On December 8, 2015, Mr. Tompkins took a kayak trip on Lake General Carrera, which runs through Chile and Argentina, with a group of friends, including Mr. Chouinard. Ms. Tompkins, who was several hours away by car, had secretly given the group members satellite phones, devices which Mr. Tompkins and Mr. Chouinard. After a while, emergency calls started coming in. like Mr. Tompkins capsized in windswept conditions, and he spent about an hour in very cold water before being taken out.
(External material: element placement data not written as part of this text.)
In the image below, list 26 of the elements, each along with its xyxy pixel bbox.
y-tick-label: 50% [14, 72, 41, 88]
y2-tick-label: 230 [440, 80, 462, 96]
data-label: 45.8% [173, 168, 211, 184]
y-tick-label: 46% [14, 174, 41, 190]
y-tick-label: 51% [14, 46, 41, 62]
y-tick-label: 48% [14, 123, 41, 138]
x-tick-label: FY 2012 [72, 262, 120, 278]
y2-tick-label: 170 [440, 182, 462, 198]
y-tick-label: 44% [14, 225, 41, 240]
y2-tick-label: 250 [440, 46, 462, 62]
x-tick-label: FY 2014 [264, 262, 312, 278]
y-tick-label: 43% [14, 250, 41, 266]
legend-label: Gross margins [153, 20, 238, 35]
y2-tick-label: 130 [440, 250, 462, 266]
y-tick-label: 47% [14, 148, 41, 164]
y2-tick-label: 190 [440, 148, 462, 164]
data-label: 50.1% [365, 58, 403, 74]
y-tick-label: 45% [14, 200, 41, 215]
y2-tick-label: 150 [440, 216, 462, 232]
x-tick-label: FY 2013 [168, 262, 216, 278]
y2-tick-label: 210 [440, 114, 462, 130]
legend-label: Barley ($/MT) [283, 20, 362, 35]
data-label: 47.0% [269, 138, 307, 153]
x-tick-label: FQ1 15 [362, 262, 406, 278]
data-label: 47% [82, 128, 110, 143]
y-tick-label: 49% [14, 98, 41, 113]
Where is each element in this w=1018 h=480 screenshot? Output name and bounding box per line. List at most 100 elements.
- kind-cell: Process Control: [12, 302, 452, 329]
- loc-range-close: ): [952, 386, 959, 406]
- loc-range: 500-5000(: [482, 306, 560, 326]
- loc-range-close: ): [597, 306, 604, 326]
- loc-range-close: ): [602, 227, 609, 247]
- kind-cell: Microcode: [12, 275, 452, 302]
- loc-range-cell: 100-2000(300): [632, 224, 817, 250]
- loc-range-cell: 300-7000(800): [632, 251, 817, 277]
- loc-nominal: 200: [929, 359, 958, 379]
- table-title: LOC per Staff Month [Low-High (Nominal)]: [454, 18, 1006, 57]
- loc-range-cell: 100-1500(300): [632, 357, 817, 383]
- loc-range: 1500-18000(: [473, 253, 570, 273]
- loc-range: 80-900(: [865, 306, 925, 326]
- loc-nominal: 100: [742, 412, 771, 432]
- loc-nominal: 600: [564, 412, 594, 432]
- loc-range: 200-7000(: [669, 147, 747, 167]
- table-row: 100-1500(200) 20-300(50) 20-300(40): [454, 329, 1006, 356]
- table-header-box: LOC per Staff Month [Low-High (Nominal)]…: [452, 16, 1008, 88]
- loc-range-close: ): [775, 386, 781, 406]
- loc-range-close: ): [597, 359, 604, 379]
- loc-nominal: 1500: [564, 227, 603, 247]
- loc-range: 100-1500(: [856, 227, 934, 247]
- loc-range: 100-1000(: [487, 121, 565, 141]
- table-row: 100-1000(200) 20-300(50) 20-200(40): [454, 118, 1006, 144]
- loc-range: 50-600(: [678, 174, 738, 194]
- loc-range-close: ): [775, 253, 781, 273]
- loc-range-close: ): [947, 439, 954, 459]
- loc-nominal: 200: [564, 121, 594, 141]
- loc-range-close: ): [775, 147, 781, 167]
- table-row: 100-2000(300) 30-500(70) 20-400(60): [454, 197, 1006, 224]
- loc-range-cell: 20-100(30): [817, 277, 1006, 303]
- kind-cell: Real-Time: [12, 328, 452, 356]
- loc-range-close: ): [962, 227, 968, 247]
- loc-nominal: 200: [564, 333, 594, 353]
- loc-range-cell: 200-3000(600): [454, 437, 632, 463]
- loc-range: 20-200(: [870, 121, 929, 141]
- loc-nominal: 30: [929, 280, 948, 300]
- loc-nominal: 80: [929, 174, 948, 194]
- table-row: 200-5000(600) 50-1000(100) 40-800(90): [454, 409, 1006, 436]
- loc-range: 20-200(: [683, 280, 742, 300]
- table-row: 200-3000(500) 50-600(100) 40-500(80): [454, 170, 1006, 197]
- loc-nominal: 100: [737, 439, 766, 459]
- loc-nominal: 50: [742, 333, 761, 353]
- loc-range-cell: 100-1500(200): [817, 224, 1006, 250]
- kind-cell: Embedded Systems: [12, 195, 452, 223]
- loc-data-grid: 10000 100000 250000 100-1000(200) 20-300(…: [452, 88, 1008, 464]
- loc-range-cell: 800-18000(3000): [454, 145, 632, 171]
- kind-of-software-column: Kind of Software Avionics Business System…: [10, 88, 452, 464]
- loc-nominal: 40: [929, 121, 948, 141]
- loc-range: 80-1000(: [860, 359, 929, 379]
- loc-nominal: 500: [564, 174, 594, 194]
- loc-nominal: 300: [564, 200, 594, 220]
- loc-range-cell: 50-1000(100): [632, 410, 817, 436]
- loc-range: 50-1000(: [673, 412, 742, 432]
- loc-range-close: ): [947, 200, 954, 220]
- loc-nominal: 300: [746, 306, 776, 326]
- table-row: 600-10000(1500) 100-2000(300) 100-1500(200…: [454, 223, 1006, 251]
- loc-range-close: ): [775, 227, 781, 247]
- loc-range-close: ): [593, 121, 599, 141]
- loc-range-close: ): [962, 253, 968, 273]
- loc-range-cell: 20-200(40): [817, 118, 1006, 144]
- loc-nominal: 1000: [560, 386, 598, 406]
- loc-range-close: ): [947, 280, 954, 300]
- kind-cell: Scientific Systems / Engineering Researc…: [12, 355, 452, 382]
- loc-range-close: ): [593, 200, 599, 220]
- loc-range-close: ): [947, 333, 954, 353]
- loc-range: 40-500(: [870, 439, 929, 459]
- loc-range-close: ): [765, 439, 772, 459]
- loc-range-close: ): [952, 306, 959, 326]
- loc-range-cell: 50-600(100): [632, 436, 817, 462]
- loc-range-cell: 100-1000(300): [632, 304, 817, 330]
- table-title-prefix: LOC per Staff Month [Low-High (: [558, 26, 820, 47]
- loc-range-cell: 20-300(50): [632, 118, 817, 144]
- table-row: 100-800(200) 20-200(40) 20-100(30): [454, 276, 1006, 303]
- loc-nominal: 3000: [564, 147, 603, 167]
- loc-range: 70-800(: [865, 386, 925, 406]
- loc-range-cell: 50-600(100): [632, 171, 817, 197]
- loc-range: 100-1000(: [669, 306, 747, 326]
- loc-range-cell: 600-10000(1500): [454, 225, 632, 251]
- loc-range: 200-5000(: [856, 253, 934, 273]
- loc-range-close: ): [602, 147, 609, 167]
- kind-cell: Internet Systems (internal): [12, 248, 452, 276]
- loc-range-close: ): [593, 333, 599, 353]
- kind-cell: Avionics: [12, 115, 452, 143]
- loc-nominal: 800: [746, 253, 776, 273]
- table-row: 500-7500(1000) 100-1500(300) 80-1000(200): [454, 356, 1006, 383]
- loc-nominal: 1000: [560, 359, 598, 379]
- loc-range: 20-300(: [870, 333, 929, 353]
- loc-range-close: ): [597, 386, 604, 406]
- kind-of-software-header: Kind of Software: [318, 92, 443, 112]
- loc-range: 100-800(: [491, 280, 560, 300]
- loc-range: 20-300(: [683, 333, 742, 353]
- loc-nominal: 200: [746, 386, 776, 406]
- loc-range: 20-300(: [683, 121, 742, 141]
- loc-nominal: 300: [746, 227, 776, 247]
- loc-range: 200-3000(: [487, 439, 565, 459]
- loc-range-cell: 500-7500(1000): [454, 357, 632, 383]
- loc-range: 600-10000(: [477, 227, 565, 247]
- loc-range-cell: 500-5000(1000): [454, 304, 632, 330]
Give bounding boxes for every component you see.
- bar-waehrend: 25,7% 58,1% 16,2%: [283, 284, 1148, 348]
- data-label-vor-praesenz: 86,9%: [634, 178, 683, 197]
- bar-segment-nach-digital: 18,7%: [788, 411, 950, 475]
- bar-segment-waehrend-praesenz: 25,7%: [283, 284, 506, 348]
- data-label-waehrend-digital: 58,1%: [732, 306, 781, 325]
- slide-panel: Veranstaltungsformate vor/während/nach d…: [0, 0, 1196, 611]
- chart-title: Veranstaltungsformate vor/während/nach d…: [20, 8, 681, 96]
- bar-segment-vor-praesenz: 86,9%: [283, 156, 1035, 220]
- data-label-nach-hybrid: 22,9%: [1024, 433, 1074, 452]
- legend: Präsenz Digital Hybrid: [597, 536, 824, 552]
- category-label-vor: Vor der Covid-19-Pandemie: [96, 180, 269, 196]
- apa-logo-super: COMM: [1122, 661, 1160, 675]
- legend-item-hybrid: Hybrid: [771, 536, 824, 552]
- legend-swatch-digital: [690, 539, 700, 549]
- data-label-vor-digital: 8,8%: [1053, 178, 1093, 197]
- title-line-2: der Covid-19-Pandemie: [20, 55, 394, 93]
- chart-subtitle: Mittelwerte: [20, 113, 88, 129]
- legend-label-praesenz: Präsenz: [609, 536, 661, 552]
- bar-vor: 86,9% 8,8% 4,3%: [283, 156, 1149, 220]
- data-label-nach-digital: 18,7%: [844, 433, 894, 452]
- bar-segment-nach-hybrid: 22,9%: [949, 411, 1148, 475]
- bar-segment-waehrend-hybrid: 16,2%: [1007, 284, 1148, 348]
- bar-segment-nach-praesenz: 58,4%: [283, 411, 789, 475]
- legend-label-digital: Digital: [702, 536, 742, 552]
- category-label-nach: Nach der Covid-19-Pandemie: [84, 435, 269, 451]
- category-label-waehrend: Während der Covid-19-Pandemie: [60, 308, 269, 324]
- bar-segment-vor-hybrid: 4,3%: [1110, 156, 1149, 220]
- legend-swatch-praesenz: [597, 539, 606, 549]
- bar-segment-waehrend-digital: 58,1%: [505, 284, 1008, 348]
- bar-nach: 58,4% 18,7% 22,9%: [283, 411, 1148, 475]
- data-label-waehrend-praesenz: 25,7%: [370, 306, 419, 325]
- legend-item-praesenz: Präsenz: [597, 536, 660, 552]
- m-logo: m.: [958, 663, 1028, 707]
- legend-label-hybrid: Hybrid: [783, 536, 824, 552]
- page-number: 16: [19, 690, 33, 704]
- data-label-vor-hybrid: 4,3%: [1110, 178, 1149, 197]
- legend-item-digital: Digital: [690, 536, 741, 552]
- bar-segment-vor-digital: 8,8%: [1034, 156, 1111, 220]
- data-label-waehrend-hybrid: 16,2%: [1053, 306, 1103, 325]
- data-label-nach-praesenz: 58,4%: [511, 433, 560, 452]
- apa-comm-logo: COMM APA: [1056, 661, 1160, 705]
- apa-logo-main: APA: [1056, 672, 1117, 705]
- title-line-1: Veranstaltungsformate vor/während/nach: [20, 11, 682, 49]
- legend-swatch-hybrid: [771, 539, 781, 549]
When he found out, he crawled under the small parked plane he often flew to explore the park. “I'm not going out,” said Ms. Tompkins, added, “I wanted no part of it.”

Mr. Tompkins died before he reached the hospital.

“I just crawled in his bed, and I wasn't going to let him go,” she said through tears, adding, “She's lucky to have lived that long considering how she lived her life.”

In her grief, Ms. Tompkins felt lost and unsure how to proceed, but he ultimately decided to redouble his conservation efforts.

“Let's go broke,” he recalls thoughtfully.

Carolina Morgado, executive director of Rewilding Chile, which grew out of Tompkins Conservation, described her at the time as a woman who “turned her grief into power”.

In 2018, Tompkins Conservation finalized a deal with the Chilean government in which the organization donated more than one million hectares of conservation land, with the government adding approximately nine million hectares to create five new national parks and expand three. In total, the organization has created or expanded 15 national parks, protecting more than 14 million hectares in Argentina and Chile — a ongoing initiative. Organization and others branchS it has also undertaken so-called rebuilding efforts, reintroducing jaguars, red-green macaws, giant pangolins, and other species.